«Mi scusi del disturbo, ma sono talmente orgogliosa di tutti questi ragazzi che la mattina si alzano, in un modo o nell’altro arrivano ai vari punti di raccolta, con gli stivali, le pale e con dei sorrisi che fanno fare pace con il mondo, che non posso non inviarle la foto della classe, che questa mattina è venuta ad aiutare chi aveva bisogno. Credo che anche questo sia scuola, devono imparare a mettersi in gioco anche per dei perfetti sconosciuti, questa esperienza sicuramente ha fatto sì che la classe diventi ancora più unita. Grazie per la disponibilità come scuola e per l’opportunità di crescita che gli avete dato».

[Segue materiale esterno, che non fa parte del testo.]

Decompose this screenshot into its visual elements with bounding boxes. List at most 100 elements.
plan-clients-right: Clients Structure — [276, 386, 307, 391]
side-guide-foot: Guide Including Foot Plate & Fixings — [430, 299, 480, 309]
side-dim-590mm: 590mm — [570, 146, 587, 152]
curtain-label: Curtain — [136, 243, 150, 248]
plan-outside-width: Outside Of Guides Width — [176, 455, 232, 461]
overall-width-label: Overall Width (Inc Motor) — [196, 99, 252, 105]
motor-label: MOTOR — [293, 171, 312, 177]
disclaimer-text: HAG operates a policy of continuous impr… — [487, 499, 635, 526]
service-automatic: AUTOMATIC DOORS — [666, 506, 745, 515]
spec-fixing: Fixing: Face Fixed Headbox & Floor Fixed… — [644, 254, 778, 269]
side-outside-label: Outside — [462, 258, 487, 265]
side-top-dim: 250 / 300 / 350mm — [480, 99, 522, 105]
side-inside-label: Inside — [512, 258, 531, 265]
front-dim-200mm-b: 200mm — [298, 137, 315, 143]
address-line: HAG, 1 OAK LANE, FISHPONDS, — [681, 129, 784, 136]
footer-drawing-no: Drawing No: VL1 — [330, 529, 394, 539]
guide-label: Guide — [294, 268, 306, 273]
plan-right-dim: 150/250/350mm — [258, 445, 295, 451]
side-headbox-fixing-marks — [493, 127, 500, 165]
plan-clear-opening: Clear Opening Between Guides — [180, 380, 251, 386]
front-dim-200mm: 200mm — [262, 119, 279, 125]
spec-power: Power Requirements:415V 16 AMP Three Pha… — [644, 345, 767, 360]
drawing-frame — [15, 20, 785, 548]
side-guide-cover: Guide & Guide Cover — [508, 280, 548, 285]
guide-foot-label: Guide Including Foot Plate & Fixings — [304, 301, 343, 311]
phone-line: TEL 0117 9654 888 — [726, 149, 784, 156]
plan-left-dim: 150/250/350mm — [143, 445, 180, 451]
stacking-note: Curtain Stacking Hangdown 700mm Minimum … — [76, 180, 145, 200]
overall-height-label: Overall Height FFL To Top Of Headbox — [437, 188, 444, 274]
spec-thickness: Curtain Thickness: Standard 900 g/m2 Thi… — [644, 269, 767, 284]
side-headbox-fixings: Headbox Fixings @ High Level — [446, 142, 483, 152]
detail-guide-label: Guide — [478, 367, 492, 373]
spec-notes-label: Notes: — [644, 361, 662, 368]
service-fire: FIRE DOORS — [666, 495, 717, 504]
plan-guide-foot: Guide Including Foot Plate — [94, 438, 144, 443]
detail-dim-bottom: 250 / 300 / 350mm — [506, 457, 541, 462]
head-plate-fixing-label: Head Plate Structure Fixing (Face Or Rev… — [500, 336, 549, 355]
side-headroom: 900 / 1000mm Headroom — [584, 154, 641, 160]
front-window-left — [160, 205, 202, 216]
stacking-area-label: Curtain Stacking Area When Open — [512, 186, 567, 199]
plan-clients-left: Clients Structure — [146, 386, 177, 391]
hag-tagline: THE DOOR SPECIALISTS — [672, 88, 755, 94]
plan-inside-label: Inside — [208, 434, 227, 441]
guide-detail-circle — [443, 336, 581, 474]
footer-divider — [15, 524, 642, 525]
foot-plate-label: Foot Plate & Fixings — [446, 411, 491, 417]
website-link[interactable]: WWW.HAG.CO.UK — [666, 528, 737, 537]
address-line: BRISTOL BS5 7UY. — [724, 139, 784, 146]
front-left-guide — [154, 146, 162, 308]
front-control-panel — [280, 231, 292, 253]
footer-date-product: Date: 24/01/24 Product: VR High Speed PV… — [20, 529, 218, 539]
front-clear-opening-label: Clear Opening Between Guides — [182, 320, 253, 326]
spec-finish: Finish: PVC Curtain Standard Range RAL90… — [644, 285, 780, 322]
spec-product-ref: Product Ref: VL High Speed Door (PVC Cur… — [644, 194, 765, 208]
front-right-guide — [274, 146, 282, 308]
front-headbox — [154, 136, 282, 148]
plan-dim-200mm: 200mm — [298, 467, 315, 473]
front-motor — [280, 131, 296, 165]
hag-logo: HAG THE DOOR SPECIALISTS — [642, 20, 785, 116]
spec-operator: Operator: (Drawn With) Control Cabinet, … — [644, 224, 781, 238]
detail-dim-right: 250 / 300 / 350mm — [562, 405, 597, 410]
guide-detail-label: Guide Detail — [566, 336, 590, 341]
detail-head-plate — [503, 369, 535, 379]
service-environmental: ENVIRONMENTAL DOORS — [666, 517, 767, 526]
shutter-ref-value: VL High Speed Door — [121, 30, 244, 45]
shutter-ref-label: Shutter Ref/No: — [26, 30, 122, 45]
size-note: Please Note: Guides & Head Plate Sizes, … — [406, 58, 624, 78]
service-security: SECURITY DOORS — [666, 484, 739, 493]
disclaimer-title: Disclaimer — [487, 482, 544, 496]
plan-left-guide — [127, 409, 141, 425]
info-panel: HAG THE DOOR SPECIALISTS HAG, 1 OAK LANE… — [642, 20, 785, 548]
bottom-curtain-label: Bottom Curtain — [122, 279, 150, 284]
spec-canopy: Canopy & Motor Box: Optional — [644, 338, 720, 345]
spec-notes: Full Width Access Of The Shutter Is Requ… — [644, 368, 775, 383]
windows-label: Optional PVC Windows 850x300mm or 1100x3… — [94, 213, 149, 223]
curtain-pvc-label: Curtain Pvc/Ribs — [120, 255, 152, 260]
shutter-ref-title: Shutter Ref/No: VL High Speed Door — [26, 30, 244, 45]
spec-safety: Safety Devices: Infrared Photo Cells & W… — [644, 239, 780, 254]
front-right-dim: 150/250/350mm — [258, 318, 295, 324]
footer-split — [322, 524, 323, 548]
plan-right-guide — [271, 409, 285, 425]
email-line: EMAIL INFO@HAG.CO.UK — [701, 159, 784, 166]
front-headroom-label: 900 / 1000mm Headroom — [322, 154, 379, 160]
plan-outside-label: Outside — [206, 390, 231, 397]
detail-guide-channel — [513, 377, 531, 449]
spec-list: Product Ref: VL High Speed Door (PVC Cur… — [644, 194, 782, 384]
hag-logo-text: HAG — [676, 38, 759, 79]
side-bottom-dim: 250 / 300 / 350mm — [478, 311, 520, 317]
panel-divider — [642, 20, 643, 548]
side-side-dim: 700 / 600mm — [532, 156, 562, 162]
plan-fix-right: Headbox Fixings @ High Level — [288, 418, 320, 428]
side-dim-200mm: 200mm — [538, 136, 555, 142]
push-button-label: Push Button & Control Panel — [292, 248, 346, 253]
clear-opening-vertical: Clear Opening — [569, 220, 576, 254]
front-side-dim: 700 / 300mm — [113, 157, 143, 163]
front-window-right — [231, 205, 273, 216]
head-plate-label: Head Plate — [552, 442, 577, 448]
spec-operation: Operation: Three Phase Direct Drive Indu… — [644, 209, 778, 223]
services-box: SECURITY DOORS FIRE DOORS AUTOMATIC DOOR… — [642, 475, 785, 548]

È la lettera della madre di una studentessa, che, con i suoi compagni, è andata a prestare soccorso alle popolazioni alluvionate. In questi giorni moltissimi ragazzi di tante scuole si sono mobilitati. Un evento straordinario, confermato dalle testimonianze di gratitudine dei cittadini che hanno ricevuto aiuto da questa marea spontanea di giovani. I nuovi “angeli del fango”, diversi ma uguali a quelli che abbiamo conosciuto nell’alluvione di Firenze del ’66.
Intervistato da una radio locale, ho avuto modo di commentare l’accaduto. Qualche ascoltatore ha insinuato che i ragazzi siano ispirati solo dalla voglia di “fare forca”. Ma sono persone animate da cattivi sentimenti che non hanno capito nulla. Qualche ragazzo sarà pure stato felice di non fare lezione, ma sarebbe bastato parlare con loro, ascoltarli e vedere i loro occhi lucidi per capire quanto fosse sincera la loro volontà di sostenere compagni e cittadini che hanno perso tutto. Dopo tanto tempo passato chiusi nelle camerette in pandemia, questo evento ha offerto loro l’opportunità di ripartire in presenza con atti concreti e di ritrovare i fili delle relazioni sociali. Un atto simbolico di rinascita, un’occasione per aiutare gli altri e, in fondo, anche loro stessi. Si è sentito dire che la scuola non dovrebbe tollerare tutto questo perché non si dovrebbero perdere ore di lezione. Viene da domandarsi cosa sia la scuola e cosa sia l’educazione civica se non lo sono esperienze di solidarietà verso persone che si trovano in stato di bisogno.
Quello che sta accadendo ci interroga sull’idea che abbiamo della scuola e delle nuove generazioni. Personalmente credo che queste circostanze drammatiche ci abbiano consentito di vedere la meraviglia dei ragazzi di oggi e di ribadire che scuola e vita vera delle persone dovrebbero incontrarsi molto di più.